Older blog entries for peat (starting at number 19)

Quote of the day...
"Neil, it's not Project Thingy's policy to hire livestock ... but we felt like you could use a sidekick." -- Project Thingy

Don't ask me why I found that so funny.

Thesis, thesis, thesis

    Spent the last w'end (Canadian Thanksgiving) working on the sum of my existance for the last four years. My introduction to LaTeX and other documentation systems is going swimingly (as in I'm still managing to keep my head above water. mostly). Am glad to report that I am about to work on the last table for the document tonight, perhaps finishing it. TODO: add graphics, rework citations. The more I use latex, the more I like it. Granted, the learning curve is substantial and it helps to have good documentation (and colleagues online who can answer questions). That said, with time and a bit of forethought, I'm starting to be fairly well equipped to start on the phd after this is done (yes, even after all of this shit).
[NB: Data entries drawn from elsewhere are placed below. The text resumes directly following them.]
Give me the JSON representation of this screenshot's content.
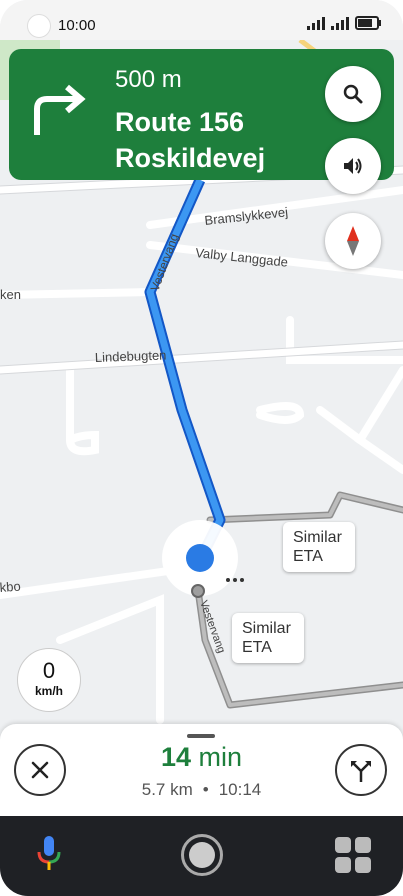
{
  "status_bar": {
    "time": "10:00"
  },
  "navigation": {
    "distance": "500 m",
    "street_line1": "Route 156",
    "street_line2": "Roskildevej",
    "maneuver_icon": "turn-right-arrow-icon"
  },
  "map": {
    "streets": [
      "Vestervang",
      "Bramslykkevej",
      "Valby Langgade",
      "Lindebugten",
      "Vestervang"
    ],
    "partial_labels": [
      "ken",
      "kbo"
    ],
    "alt_route_labels": [
      "Similar\nETA",
      "Similar\nETA"
    ],
    "route_color": "#1a73e8",
    "alt_route_color": "#9e9e9e"
  },
  "speedometer": {
    "value": "0",
    "unit": "km/h"
  },
  "trip": {
    "eta_number": "14",
    "eta_unit": "min",
    "distance": "5.7 km",
    "separator": "•",
    "arrival": "10:14"
  },
  "icons": {
    "search": "search-icon",
    "sound": "volume-icon",
    "compass": "compass-icon",
    "close": "close-icon",
    "alt_routes": "alternate-routes-icon",
    "mic": "mic-icon",
    "home": "home-icon",
    "apps": "app-grid-icon"
  },
  "colors": {
    "nav_green": "#1e7f3c",
    "eta_green": "#1e7f3c"
  }
}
    That pretty much all of the news for now. I'm catching up on my sleep, er, reading rfcs and other neat docs. :) I'm learning a lot about the more interesting aspects of system administration; I hope to get my hands really dirty in a coding project soon (or many, for that matter). I've been watching with great interest how some acquaintances have set up personal, db-based web sites. Pretty impressive, I must say. I can see some ways in which a lot more could be done tho, and I've started sketching out what I'd like to see in a more focused site. Stay tuned.

    Back to thesis.

Oh, but before I do...

    And in other news, said credit card company bozos have decided to send me a platinum card application. Maybe if I write them back something really imaginative ("addressee used as stunt double for polar bear scenes on Chilly Beach" or something) they'll send me one for a titanium card.

    yeah. right. :)

    There is this one credit card company here in Montreal (the name isn't important, and besides, why would I give these bozos free publicity) that keeps mailing me a credit card application. And every time I get the "invite," I reply with a creative note on the envelope saying something like...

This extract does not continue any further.